J’ai utilisé deux typographies différentes pour le pur graphisme (titres), totalement estampillées Années Folles (Copasetic et Lemondrop) mais résolument modernes dans leur façon de s’accoupler aux images qu’elles accompagnent. Elles sont rondes, ultra-stylisées, imprégnées de sens ; elles me font penser à des enseignes de dancings rétro, comme si elles convoquaient les héros d’Hemingway et de son The sun also rises, Pépette étant une Lady Ashley/Brett à bien des égards, tombeuse et insouciante. Même ambiance, même ton.
En ce qui concerne le texte lui-même, j’ai décidé de placer des lettrines en Lemondrop (massives, simples, graphiques mais non pas fioriturées de mille détails) et de caler la première ligne du premier paragraphe en petites capitales (comme l’explique ici Walrus) : cela crée une continuité entre la lettrine et la suite du texte. Le choix de la lettrine amène un contraste : généralement utilisée dans les livres papier un peu anciens, puis reprise ensuite dans les magazines contemporains, elle a l’avantage de rappeler le côté vieillot tout en donnant un ton actuel ; en fait, elle représente à elle seule tout l’esprit du bouquin. La typographie utilisée pour le corps de texte est une Bell, une serif élégante avec une touche de fantaisie, dont j’ai du mal à me passer tellement je la trouve parfaite (gros défaut d’utiliser toujours les mêmes typos, mais tous les graphistes le savent, quand on en tient une, on ne veut plus la lâcher).

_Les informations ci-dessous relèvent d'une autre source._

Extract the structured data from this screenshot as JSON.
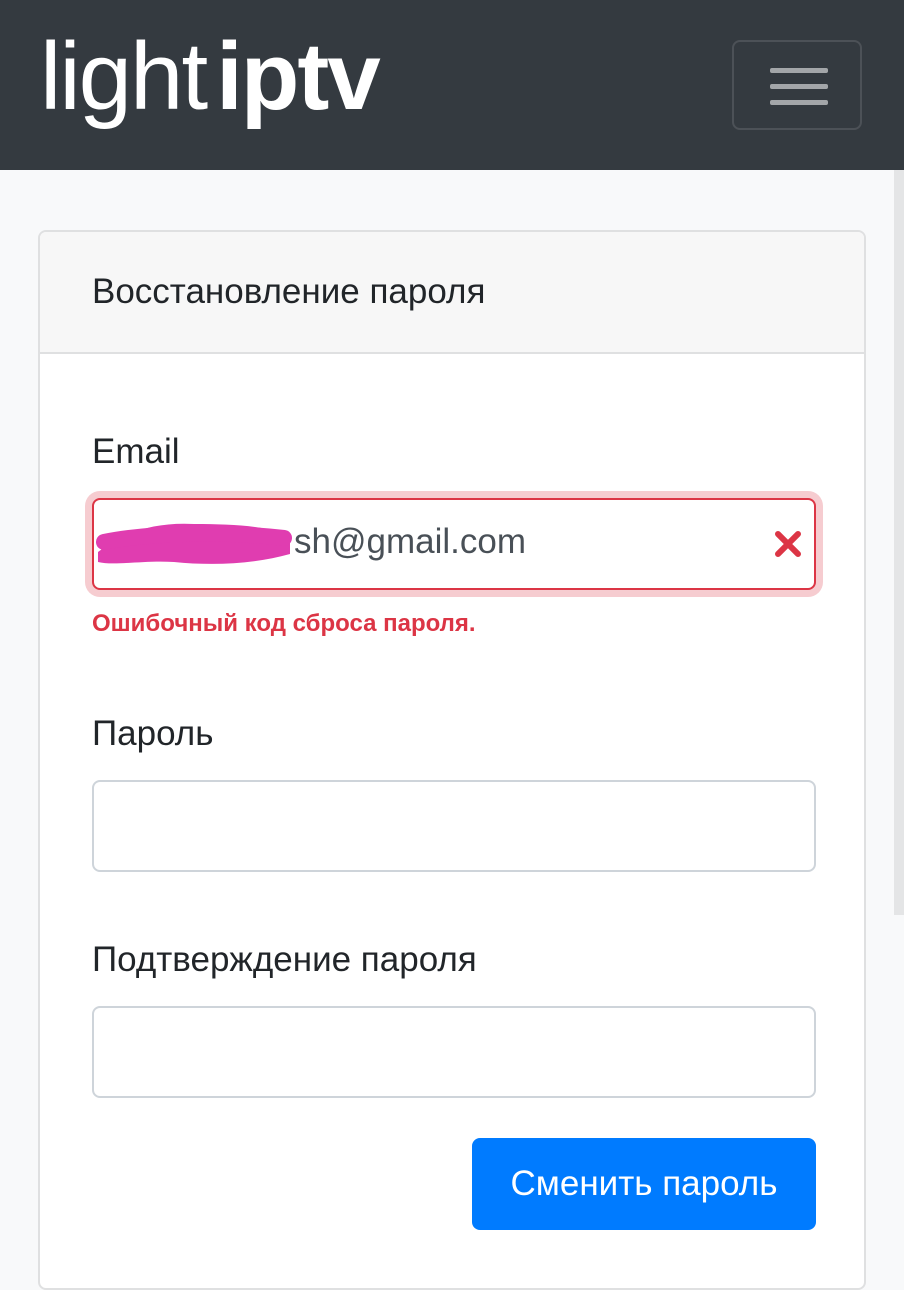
{
  "navbar": {
    "brand_light": "light",
    "brand_bold": "iptv",
    "menu_icon": "hamburger-menu-icon"
  },
  "card": {
    "title": "Восстановление пароля"
  },
  "form": {
    "email_label": "Email",
    "email_value_visible": "sh@gmail.com",
    "email_error_icon": "error-x-icon",
    "email_error": "Ошибочный код сброса пароля.",
    "password_label": "Пароль",
    "password_value": "",
    "confirm_label": "Подтверждение пароля",
    "confirm_value": "",
    "submit_label": "Сменить пароль"
  },
  "colors": {
    "navbar_bg": "#343a40",
    "primary": "#007bff",
    "danger": "#dc3545",
    "redaction": "#e03db0"
  }
}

Le fait que les chapitres soient courts est l’axe essentiel qui définit cet ebook design. J’ai choisi de ne pas mettre d’indentation pour éviter de trop fracturer un texte déjà ponctué de nombreux tirets de dialogues. Et puis, le texte étant déjà très habillé par de nombreux éléments graphiques, l’indentation aurait été un too much inutile, qui aurait forcé le lecteur à faire de nombreux allers-retours entre des paragraphes déjà courts. J’aurais pu définir un interlignage plus élevé (on se dit par exemple : pour gagner en clarté, pour aérer le texte) mais j’ai préféré garder le texte assez dense, parce qu’il se lit vite, d’un seul coup, et qu’il ne doit pas s’égarer sur des millions de pages.
Sous ADE Desktop, on voit ça :
… c’est-à-dire que les small caps ne sont pas supportées. Il faudrait que les small-caps soient directement intégrées dans la police de caractères pour être prises en compte. Du coup, point de small-caps en first-line pour les readers sous ADE. Voyons plutôt sur Kobo :
Pour le traitement éditorial, j’ai créé le livre numérique en m’appuyant sur la version papier éditée en 1923 et j’ai corrigé certaines coquilles (points manquants, majuscules injustifiées etc.) ; autre manière de moderniser un texte. Évidemment, je ne change aucun mot, n’en ajoute ni n’en enlève, mais j’ai essayé d’harmoniser typographiquement certaines occurrences. Je n’ai par contre pas consulté la réédition faite par les Éditions Cent Pages, ce que je ferai dès que j’en aurai l’occasion.
Ce texte est un classique modernisé, alors j’ai essayé de lui donner un goût maison close chic mais pas trop, rétro mais pas trop, moderne mais juste assez ; enfin, j’espère.